Well we have no princes to tempt us here. And I imagine few people will be foolish enough to put their trust in officials, still less in the products of our much manipulated electoral processes.
We are, however, repeatedly urged to put our trust in judges. There is an annual festival to this effect, known as the Opening of the Legal Year, in which the judges parade in quaint costumes and are regaled by speeches in their praise from sundry big-wigs – some of whom do actually wear big wigs for the occasion.
The theme of this year’s carnival, sung with different variations by the Secretary for Justice, the Chief Justice, and some lesser vocalists, was that we should not criticise judges. I am reminded of an old saying about Hollywood actors: if you’re not praising them they’re not listening.
This is not quite fair to them, of course. The official line is that polite criticism is all right, but vulgarity and personal abuse are not. It appears though, from the frequency with which this song is sung, that almost any criticism of a judge can be considered either vulgar or personal or both.
I do not defend those people who characterise judges as domestic animals of various hues, depending on the preferred ribbon colour of the accuser. “Personal” is perhaps another matter. Spectators who discover matters in the background of a judge which might have led a less robust individual to withdraw from the case are surely entitled to argue that less robustness would have been in order.
Those of us who discern in the Vice President of the Court of Appeal a tendency to ride personal hobby horses in his judgments are presumably free to point out that this eccentricity has also been noted and condemned by the Court of Final Appeal.
It is argued, on the other hand, that the Rule of Law requires us to believe, or pretend to believe, in judicial infallibility. Or to put it another way, that respect for the law and admiration for judges are the same thing. It is like some versions of Christianity: belief is an obligation, salvation the reward.

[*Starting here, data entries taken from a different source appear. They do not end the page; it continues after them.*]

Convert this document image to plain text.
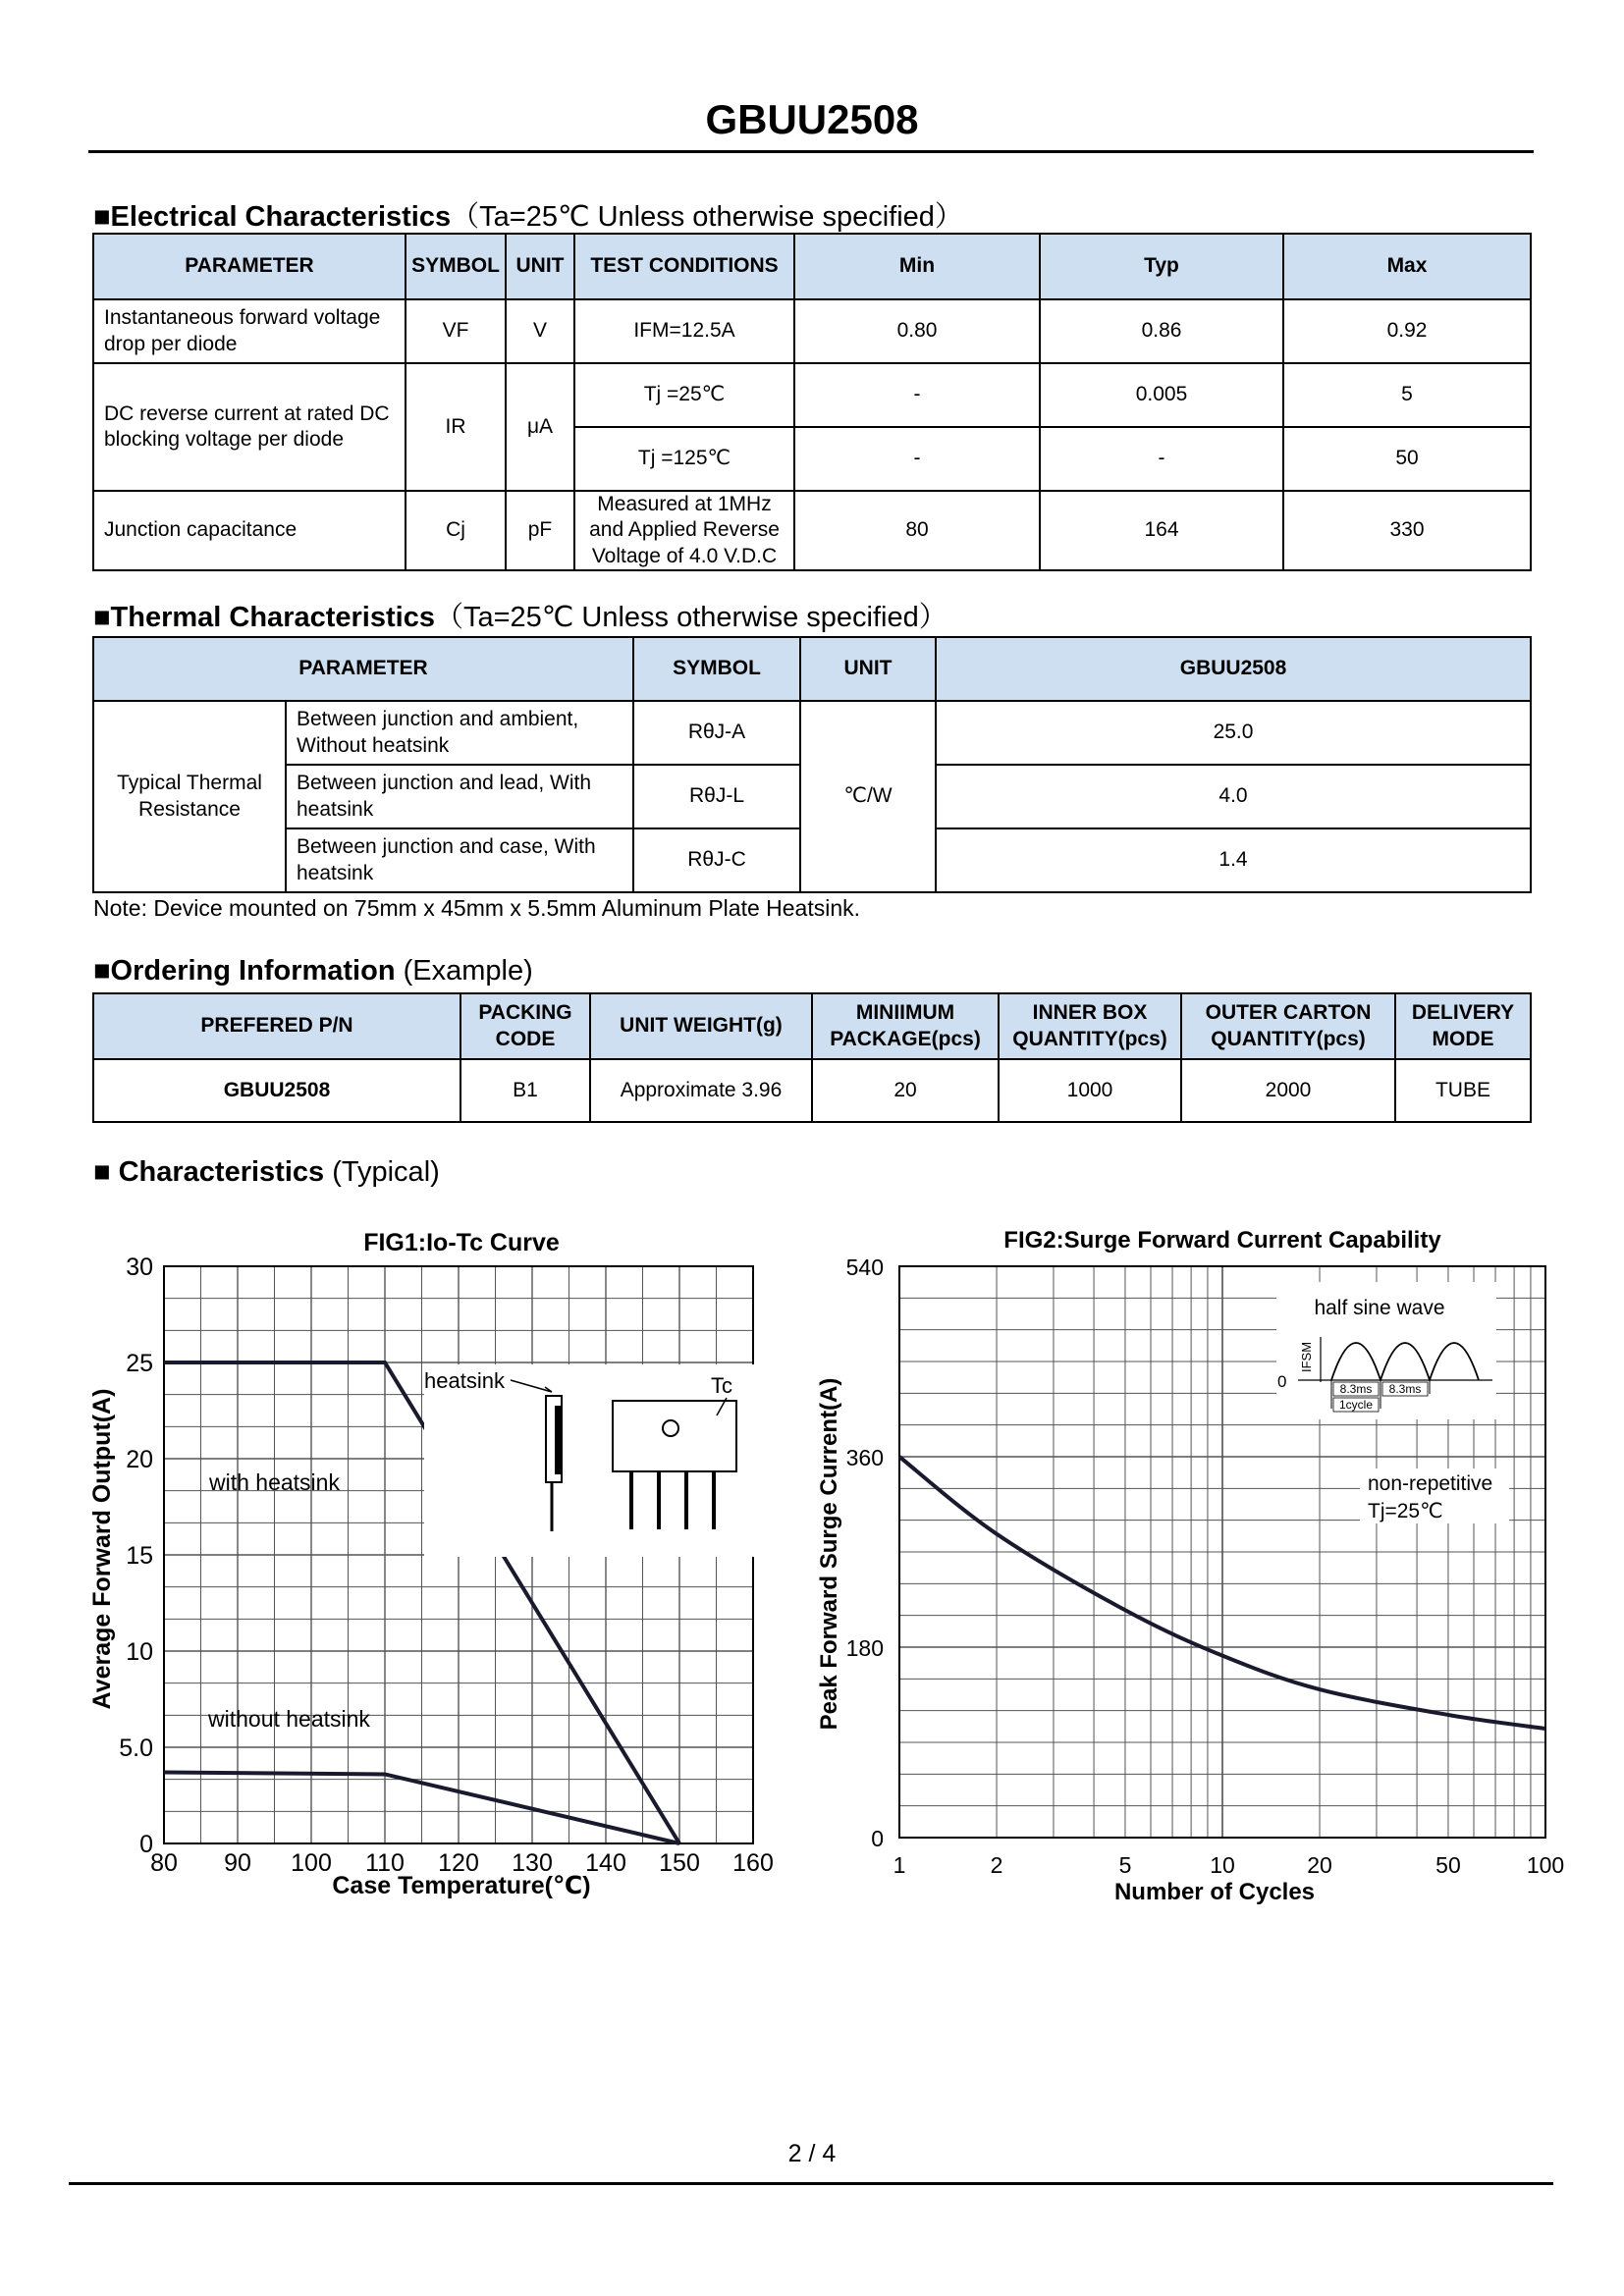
GBUU2508
■Electrical Characteristics（Ta=25℃ Unless otherwise specified）
PARAMETER	SYMBOL	UNIT	TEST CONDITIONS	Min	Typ	Max
Instantaneous forward voltage drop per diode	VF	V	IFM=12.5A	0.80	0.86	0.92
DC reverse current at rated DC blocking voltage per diode	IR	μA	Tj =25℃	-	0.005	5
			Tj =125℃	-	-	50
Junction capacitance	Cj	pF	Measured at 1MHz and Applied Reverse Voltage of 4.0 V.D.C	80	164	330
■Thermal Characteristics（Ta=25℃ Unless otherwise specified）
PARAMETER		SYMBOL	UNIT	GBUU2508
Typical Thermal Resistance	Between junction and ambient, Without heatsink	RθJ-A	℃/W	25.0
	Between junction and lead, With heatsink	RθJ-L		4.0
	Between junction and case, With heatsink	RθJ-C		1.4
Note: Device mounted on 75mm x 45mm x 5.5mm Aluminum Plate Heatsink.
■Ordering Information (Example)
PREFERED P/N	PACKING CODE	UNIT WEIGHT(g)	MINIIMUM PACKAGE(pcs)	INNER BOX QUANTITY(pcs)	OUTER CARTON QUANTITY(pcs)	DELIVERY MODE
GBUU2508	B1	Approximate 3.96	20	1000	2000	TUBE
■ Characteristics (Typical)
FIG1:Io-Tc Curve
80 90 100 110 120 130 140 150 160
0
5.0
10
15
20
25
30
Case Temperature(℃)
Average Forward Output(A)	with heatsink
without heatsink
heatsink	Tc
FIG2:Surge Forward Current Capability
1	2	5	10	20	50	100
0
180
360
540
Number of Cycles
Peak Forward Surge Current(A)
half sine wave
IFSM
0	8.3ms 8.3ms
1cycle
non-repetitive
Tj=25℃
2 / 4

This is not very convincing. I have been reading, as I do from time to time, “The Literature of the Law”. This is a collection of pieces, mostly extracts from judges’ announced verdicts, collected and sympathetically edited by a senior barrister, Brian Harris.
Mr Harris seeks to show, with to my taste considerable success, that the best judicial writing is a model of functional prose, especially when suitably pruned.

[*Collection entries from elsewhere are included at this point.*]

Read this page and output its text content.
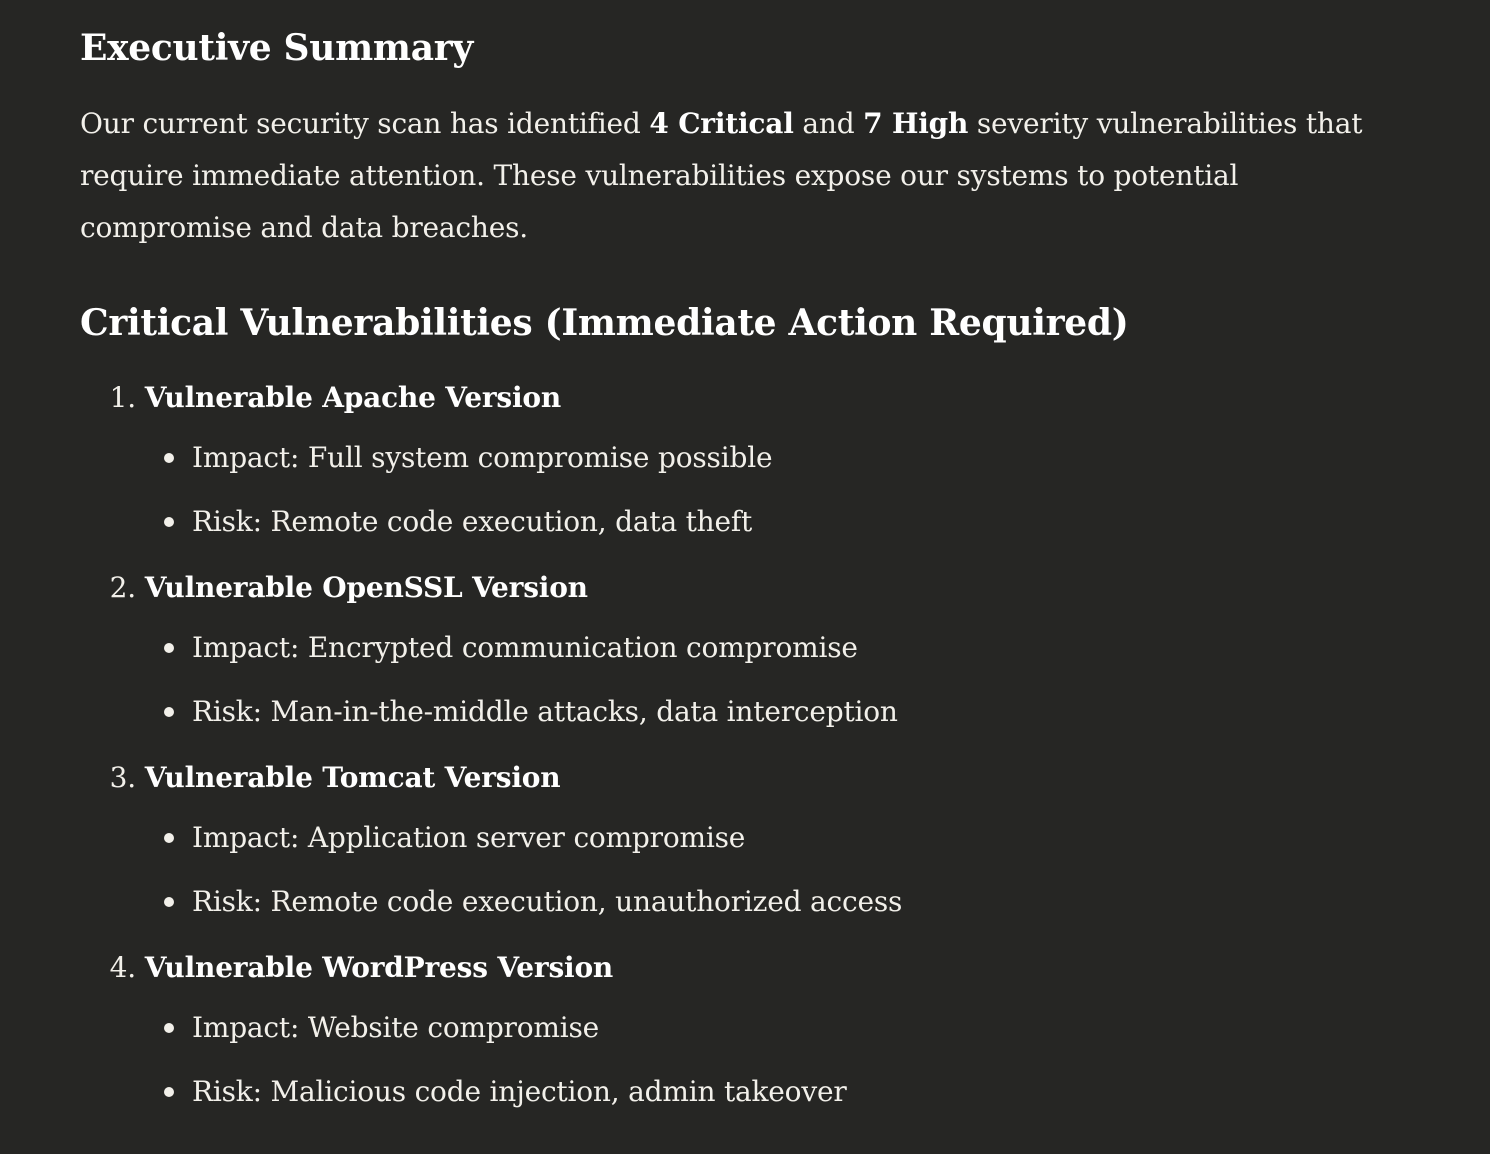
Executive Summary

Our current security scan has identified 4 Critical and 7 High severity vulnerabilities that require immediate attention. These vulnerabilities expose our systems to potential compromise and data breaches.

Critical Vulnerabilities (Immediate Action Required)
1.
Vulnerable Apache Version
Impact: Full system compromise possible
Risk: Remote code execution, data theft
2.
Vulnerable OpenSSL Version
Impact: Encrypted communication compromise
Risk: Man-in-the-middle attacks, data interception
3.
Vulnerable Tomcat Version
Impact: Application server compromise
Risk: Remote code execution, unauthorized access
4.
Vulnerable WordPress Version
Impact: Website compromise
Risk: Malicious code injection, admin takeover
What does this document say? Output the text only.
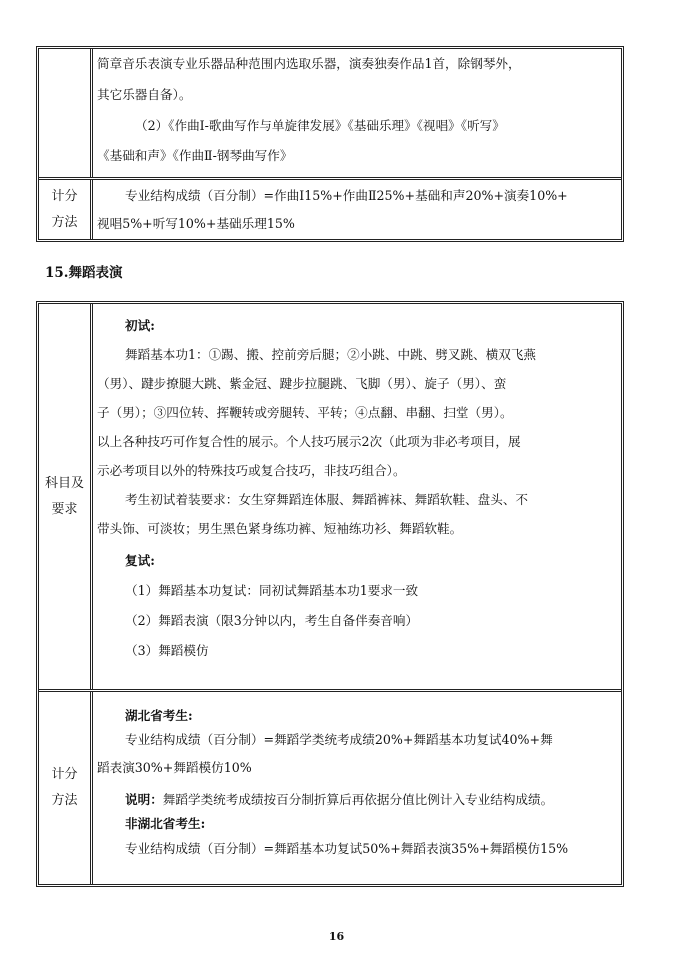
简章音乐表演专业乐器品种范围内选取乐器，演奏独奏作品1首，除钢琴外，
其它乐器自备）。
（2）《作曲Ⅰ-歌曲写作与单旋律发展》《基础乐理》《视唱》《听写》
《基础和声》《作曲Ⅱ-钢琴曲写作》
计分
方法
专业结构成绩（百分制）=作曲Ⅰ15%+作曲Ⅱ25%+基础和声20%+演奏10%+
视唱5%+听写10%+基础乐理15%
15.舞蹈表演
科目及
要求
初试:
舞蹈基本功1：①踢、搬、控前旁后腿；②小跳、中跳、劈叉跳、横双飞燕
（男）、踺步撩腿大跳、紫金冠、踺步拉腿跳、飞脚（男）、旋子（男）、蛮
子（男）；③四位转、挥鞭转或旁腿转、平转；④点翻、串翻、扫堂（男）。
以上各种技巧可作复合性的展示。个人技巧展示2次（此项为非必考项目，展
示必考项目以外的特殊技巧或复合技巧，非技巧组合）。
考生初试着装要求：女生穿舞蹈连体服、舞蹈裤袜、舞蹈软鞋、盘头、不
带头饰、可淡妆；男生黑色紧身练功裤、短袖练功衫、舞蹈软鞋。
复试:
（1）舞蹈基本功复试：同初试舞蹈基本功1要求一致
（2）舞蹈表演（限3分钟以内，考生自备伴奏音响）
（3）舞蹈模仿
计分
方法
湖北省考生:
专业结构成绩（百分制）=舞蹈学类统考成绩20%+舞蹈基本功复试40%+舞
蹈表演30%+舞蹈模仿10%
说明：舞蹈学类统考成绩按百分制折算后再依据分值比例计入专业结构成绩。
非湖北省考生:
专业结构成绩（百分制）=舞蹈基本功复试50%+舞蹈表演35%+舞蹈模仿15%
16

The interesting thing about this selection of prize judgments is how many of them were not actually the majority opinion of judges at the time.
Indeed Mr Harris, no card-carrying liberal himself, notes as “interesting” the fact that so many of the great historic judgements in defence of human rights were either delivered as a dissenting minority opinion or were subsequently over-ruled by a higher court.
In at least one case the minority opinion was rescued by posterity, and then over-ruled again. Lord Atkin, who opposed the government regulation which allowed suspect aliens to be detained indefinitely during World War II, was out-voted by his fellow Lords at the time but was generally thought thereafter to have had the right of it. Then the War on Terror came along, and the Lords capitulated again to the government’s desire to jail foreigners without trial.
Lawyers in the Common Law tradition are fond of claiming descent from Chief Justice Edward Coke, who rather daringly told King James I (and VI of Scotland – the man of Bible fame) that the King was subject to “God and the Law.”
What happened next is recorded less often, but according to a contemporary went like this: “His Majesty fell into high indignation as the like was never known in him, looking and speaking fiercely with bended fist, offering to strike him etc. which the Lord Coke perceiving fell flat on all fours, humbly beseeching His Majesty to take compassion on him and to pardon him if he thought zeal had gone beyond his duty and allegiance.”
And this, I fear, is the fact of life about judges. On a good day, they speak inconvenient truths to power. On other days they are on all fours, humbly beseeching the approval of the powers that be.
Students of Kahneman (“Thinking fast and slow”) will know that logical thought is a rare and difficult accomplishment, often merely a disguise for less elaborate mental processes of which the thinker is unaware. Some of his most disturbing examples are from studies of judges.
Unfortunately putting a rich elderly person on a dais and subjecting him or her to a daily diet of lawyerly grovelling is unlikely to produce a humble awareness of the limitations of what is going on inside the judicial skull, or indeed on the limits on what the owner of that skull knows about those goings on.
Well, as Fielding put it, we are all no better than God made us and many of us are a good deal worse. Judges are only human. We can hope for heroism but we should not expect it.
What we can expect, I humbly suggest, is greater speed. It is disturbing to read of cases heard by a judge alone which have been argued and decided, but still await a written judgement six months after the hearing.
Disputes over elections are not meaningfully settled if it takes half a term of the office in dispute for a decision to emerge from the legal machinery.
No doubt judges are busy. But there is the matter of priorities and relative importance. Depriving people of their liberty is a major infringement on their rights, particularly if they turn out to be innocent. It is a reproach to the system that we have people winning appeals when they have already served most or all of the erroneous sentence.